About 5 pm on April 3, 1987, a pregnant milu left the herd. Ding could tell she was going to deliver, so he followed the deer, who stopped beside a ditch. To get a better view, he climbed a 3-meter-high bamboo fence about 50 meters away, as milu is a shy animal that fears humans. About one hour later, the fawn was born.

Ding said the mother licked her baby all over and after 20 minutes, with wobbly legs, the newborn struggled to stand, and began to search for his mother's nipple, but suddenly fell into the nearby ditch.

Ding jumped over the fence and rushed to the fallen fawn. He dried the baby deer with his own coat, then quickly placed it beside its mother and ran back to the fence to continue observation. He feared if he had stayed longer with the baby, the mother would abandon it if she smells the scent of human beings.

It was a cold early spring evening, but Ding recalled feeling nothing but warmth all over. "I was overjoyed," he said. "The reserve finally had a live milu baby!" His colleagues brought him wine. They had a joyful night. Though not much of a wine drinker, Ding recalled with a smile, that he became a big drinker that night.

In the same year, another 12 deer were born and six survived. Ding continued his observation every day, most of the time wearing an army-style overcoat whether it was a warm June day or cold December night. The green coat made him a familiar existence to the vigilant deer.

His unremitting effort is now recorded in his 500,000-word observation diary, a book on milu studies and 42 essays published both at home and abroad. Now there are 1,007 milu in the reserve, accounting for about one-third of the endangered deer's world population and half of the Chinese population.

To return milu back to nature, however, is always the ultimate goal of the reserve. What made Ding determined to stop the captivity was a "rub" between him and one of his beloved "children".
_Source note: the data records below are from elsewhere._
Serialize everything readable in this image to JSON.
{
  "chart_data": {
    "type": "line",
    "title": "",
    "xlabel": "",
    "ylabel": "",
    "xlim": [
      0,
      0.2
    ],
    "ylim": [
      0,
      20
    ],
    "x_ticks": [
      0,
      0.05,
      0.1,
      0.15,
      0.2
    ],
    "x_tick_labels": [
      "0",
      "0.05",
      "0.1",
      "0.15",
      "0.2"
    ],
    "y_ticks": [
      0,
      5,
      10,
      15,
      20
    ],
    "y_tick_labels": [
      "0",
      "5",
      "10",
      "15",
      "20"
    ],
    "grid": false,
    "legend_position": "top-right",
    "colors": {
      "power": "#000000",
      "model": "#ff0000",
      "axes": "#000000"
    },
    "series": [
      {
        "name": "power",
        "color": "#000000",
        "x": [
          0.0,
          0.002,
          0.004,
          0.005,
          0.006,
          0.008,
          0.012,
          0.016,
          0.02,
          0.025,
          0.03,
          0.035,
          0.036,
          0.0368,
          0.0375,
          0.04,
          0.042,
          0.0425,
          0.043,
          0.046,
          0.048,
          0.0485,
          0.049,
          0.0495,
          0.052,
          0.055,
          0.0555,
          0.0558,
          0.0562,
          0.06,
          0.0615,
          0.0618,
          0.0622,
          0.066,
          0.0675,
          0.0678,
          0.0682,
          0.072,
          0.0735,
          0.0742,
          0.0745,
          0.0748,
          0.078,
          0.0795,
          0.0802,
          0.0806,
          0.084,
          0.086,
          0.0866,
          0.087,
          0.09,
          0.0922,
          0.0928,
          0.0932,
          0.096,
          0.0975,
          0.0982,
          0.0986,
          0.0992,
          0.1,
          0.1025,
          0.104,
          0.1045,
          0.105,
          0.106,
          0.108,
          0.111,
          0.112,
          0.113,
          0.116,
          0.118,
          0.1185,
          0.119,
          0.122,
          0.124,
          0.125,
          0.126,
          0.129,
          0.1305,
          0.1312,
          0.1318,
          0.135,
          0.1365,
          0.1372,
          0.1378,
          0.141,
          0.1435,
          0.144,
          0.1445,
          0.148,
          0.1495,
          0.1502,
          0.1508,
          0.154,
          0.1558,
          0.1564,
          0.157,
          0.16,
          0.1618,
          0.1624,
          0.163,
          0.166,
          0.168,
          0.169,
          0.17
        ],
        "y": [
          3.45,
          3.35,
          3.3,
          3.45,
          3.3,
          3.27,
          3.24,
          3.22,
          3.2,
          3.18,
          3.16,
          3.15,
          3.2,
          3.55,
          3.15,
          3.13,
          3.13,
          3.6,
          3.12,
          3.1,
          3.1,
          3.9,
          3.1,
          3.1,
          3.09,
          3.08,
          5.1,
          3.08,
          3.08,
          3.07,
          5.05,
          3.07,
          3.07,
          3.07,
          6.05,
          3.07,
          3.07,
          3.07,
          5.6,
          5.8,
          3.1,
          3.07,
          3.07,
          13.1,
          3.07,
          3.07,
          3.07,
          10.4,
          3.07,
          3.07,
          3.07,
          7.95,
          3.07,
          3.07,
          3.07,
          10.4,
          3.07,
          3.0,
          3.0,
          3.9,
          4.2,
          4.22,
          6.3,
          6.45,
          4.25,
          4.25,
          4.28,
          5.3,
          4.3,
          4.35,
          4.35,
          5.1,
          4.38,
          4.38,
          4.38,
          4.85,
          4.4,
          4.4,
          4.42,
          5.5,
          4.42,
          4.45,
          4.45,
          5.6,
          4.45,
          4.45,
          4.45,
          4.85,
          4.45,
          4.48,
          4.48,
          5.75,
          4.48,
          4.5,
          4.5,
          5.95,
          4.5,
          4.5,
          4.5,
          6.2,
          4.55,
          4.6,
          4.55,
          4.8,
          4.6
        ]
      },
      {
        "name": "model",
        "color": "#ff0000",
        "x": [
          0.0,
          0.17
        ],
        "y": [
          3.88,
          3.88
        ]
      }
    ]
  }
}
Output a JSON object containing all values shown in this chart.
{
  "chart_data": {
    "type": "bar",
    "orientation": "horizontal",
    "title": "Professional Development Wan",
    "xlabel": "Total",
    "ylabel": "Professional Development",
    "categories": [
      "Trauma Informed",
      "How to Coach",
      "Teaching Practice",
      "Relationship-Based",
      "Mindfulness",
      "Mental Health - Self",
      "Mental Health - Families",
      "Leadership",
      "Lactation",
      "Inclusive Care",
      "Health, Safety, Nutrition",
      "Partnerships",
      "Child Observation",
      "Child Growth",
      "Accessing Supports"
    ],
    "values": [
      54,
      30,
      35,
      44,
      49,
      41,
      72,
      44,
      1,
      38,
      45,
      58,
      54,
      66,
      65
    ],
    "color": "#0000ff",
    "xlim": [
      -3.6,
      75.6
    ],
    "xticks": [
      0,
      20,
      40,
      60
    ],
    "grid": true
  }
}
In 1998, Ding and his colleagues were talking with journalists, when a young male milu jumped out of the fence and rushed toward the crowd. Ding dashed toward it and grasped its antlers. But Ding was not a match for the deer weighing about 250 kilograms.

The deer threw his "father" off balance. Out of inertia, the deer jumped over Ding and fell on the ground. When it stood up and headed towards Ding, some colleagues scared it away with a loud shout.

Ding realized that the captive breeding method was no longer suitable for these wild creatures.

Later that year he selected eight deer and began another major campaign - to return milu to the nature. The deer were fitted with wireless receivers and released into the wetlands. Five years later, the first baby milu was born in the wild since the species disappeared in China a century ago. This fawn's birth finally removed milu from the red list of endangered animals published by the World Conservation Union.

Now there are 83 wild milu living in the reserve's nearby area. Ding is hopeful that the wild milu's population could surpass 100 this year.

His colleagues and other people often call Ding "father of milu", but the old vet's pet phrase has been "Milu shaped me."

"I used to be an ordinary vet in the countryside. Now I am the visiting professor of Zhejiang University thanks to milu," he said slowly in strong accent. As he talks, he spends most of the time fiddling with something near his hands. The 53-year-old expert who has helped save an once endangered species is still shy. Only when speaking of his beloved milu, would he speed up his speech and sparkles would appear in his eyes.

As the reserve's vice director, Ding has to handle many tasks, such as building a restaurant in the reserve to host the increasing number of visitors and applying to government departments for salary increases for his employees.

His hair is turning grey, his complexion is a mix of dark and red due to too much suntan. Yet his eyes remind people of those of the deer - mild, moist and loving.

"I often ask myself: Why I am here? Who does not like an easy life with high income? But I am a person who never stops in the half way. Since I have started, I would not give up before I see milu thrive here."